We did not specifically investigate the causes of delay in viral load testing beyond 18 months for individuals whose data were excluded from this analysis as it was beyond the scope of this work. However, based on other published reports, delays are likely related to individual and systemic issues, with individual reasons including lack of treatment literacy leading to poor adherence to visit schedule, long distance to medical facility, lack of time off from work, and limited financial resources [16-18]. Systemic issues like prolonged waiting times at treatment centers, delayed turnaround times due to equipment breakdowns and difficulty in specimen transport have also been cited [18,19]. Different evidence-based mitigation measures to reduce these delays include community testing models where samples are collected at community level during peer support groups and transported to the facility for testing rather than waiting for the patients to come to the facility for testing [20]. In addition, adoption of point-of-care testing diagnostics by Ministry of Health and strengthening of laboratory referral systems would help in curbing instances of delays [21].

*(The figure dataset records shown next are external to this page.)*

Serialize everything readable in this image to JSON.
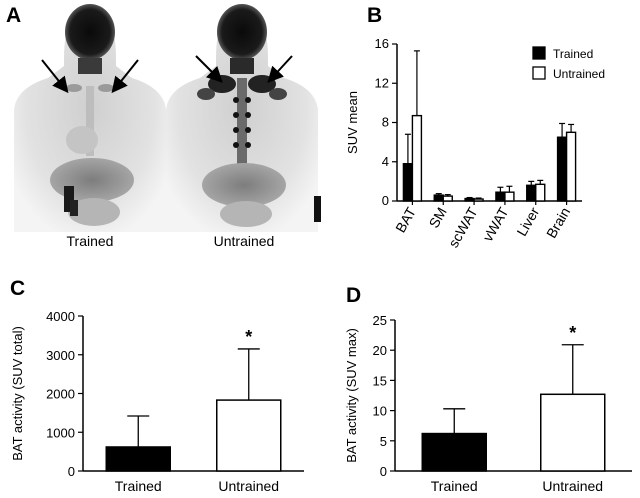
{
  "panels": {
    "a": {
      "letter": "A",
      "images": [
        {
          "caption": "Trained"
        },
        {
          "caption": "Untrained"
        }
      ]
    },
    "b": {
      "letter": "B"
    },
    "c": {
      "letter": "C"
    },
    "d": {
      "letter": "D"
    }
  },
  "colors": {
    "trained": "#000000",
    "untrained": "#ffffff",
    "scan_dark": "#111111",
    "scan_mid": "#8a8a8a",
    "scan_light": "#d6d6d6"
  },
  "chart_data": [
    {
      "id": "b",
      "type": "bar",
      "categories": [
        "BAT",
        "SM",
        "scWAT",
        "vWAT",
        "Liver",
        "Brain"
      ],
      "series": [
        {
          "name": "Trained",
          "values": [
            3.8,
            0.6,
            0.25,
            0.9,
            1.6,
            6.5
          ],
          "errors": [
            3.0,
            0.15,
            0.1,
            0.5,
            0.4,
            1.4
          ]
        },
        {
          "name": "Untrained",
          "values": [
            8.7,
            0.5,
            0.2,
            0.9,
            1.7,
            7.0
          ],
          "errors": [
            6.6,
            0.15,
            0.1,
            0.6,
            0.4,
            0.8
          ]
        }
      ],
      "ylabel": "SUV mean",
      "xlabel": "",
      "ylim": [
        0,
        16
      ],
      "yticks": [
        0,
        4,
        8,
        12,
        16
      ],
      "legend": "top-right"
    },
    {
      "id": "c",
      "type": "bar",
      "categories": [
        "Trained",
        "Untrained"
      ],
      "values": [
        620,
        1830
      ],
      "errors": [
        800,
        1320
      ],
      "ylabel": "BAT activity (SUV total)",
      "xlabel": "",
      "ylim": [
        0,
        4000
      ],
      "yticks": [
        0,
        1000,
        2000,
        3000,
        4000
      ],
      "significance": {
        "category": "Untrained",
        "mark": "*"
      }
    },
    {
      "id": "d",
      "type": "bar",
      "categories": [
        "Trained",
        "Untrained"
      ],
      "values": [
        6.2,
        12.7
      ],
      "errors": [
        4.1,
        8.2
      ],
      "ylabel": "BAT activity (SUV max)",
      "xlabel": "",
      "ylim": [
        0,
        25
      ],
      "yticks": [
        0,
        5,
        10,
        15,
        20,
        25
      ],
      "significance": {
        "category": "Untrained",
        "mark": "*"
      }
    }
  ]
}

Though our study was derived from a large dataset of individuals from across Kenya, the AUC was 0.55, which is only a modest level of prediction. A limitation of our analysis was that behaviour, lifestyle and other factors known to influence adherence were not available to use since these are not collected on the MOH247 form. These factors may be important for the healthcare providers to consider in complement to the prediction adherence tool to select patients for differential visit scheduling. Understanding that adherence to ART is a nuanced behaviour, further work needs to include qualitative research to explore psychosocial factors influencing adherence and acceptability of our prediction tool. Another limitation of our study is that the dataset provided from the KenyaEMR had a high level of incompleteness in some variables resulting in high drop-off of total records available for use, which is similar to other studies using routinely collected national data, and an inherent source of bias. However, our validation models were based on a dataset with a very low level of missing data and thus was ideal in determining whether our scoring tool accurately identified individuals who fail to become virally suppressed within 18 months after initiating ART.

In summary, approaches that restructure ART delivery with a focus on the likelihood of adherence are needed to minimize clinic-based bottlenecks and improve patient care. Our risk score modestly predicts unsuppressed viral load and can be used to tailor patient visit schedules, counseling and adherence monitoring. Use of the model would yield a more efficient clinic system that identifies individuals early on who would benefit from more frequent interactions with healthcare providers, while supporting those with predicted suppression to maintain less frequent interactions and for the clinic to benefit from reduced clinic volume, decreased waiting time, and improved patient flow. However, further research would be needed to determine the feasibility and effectiveness of this score in clinical settings as well as the cost implications.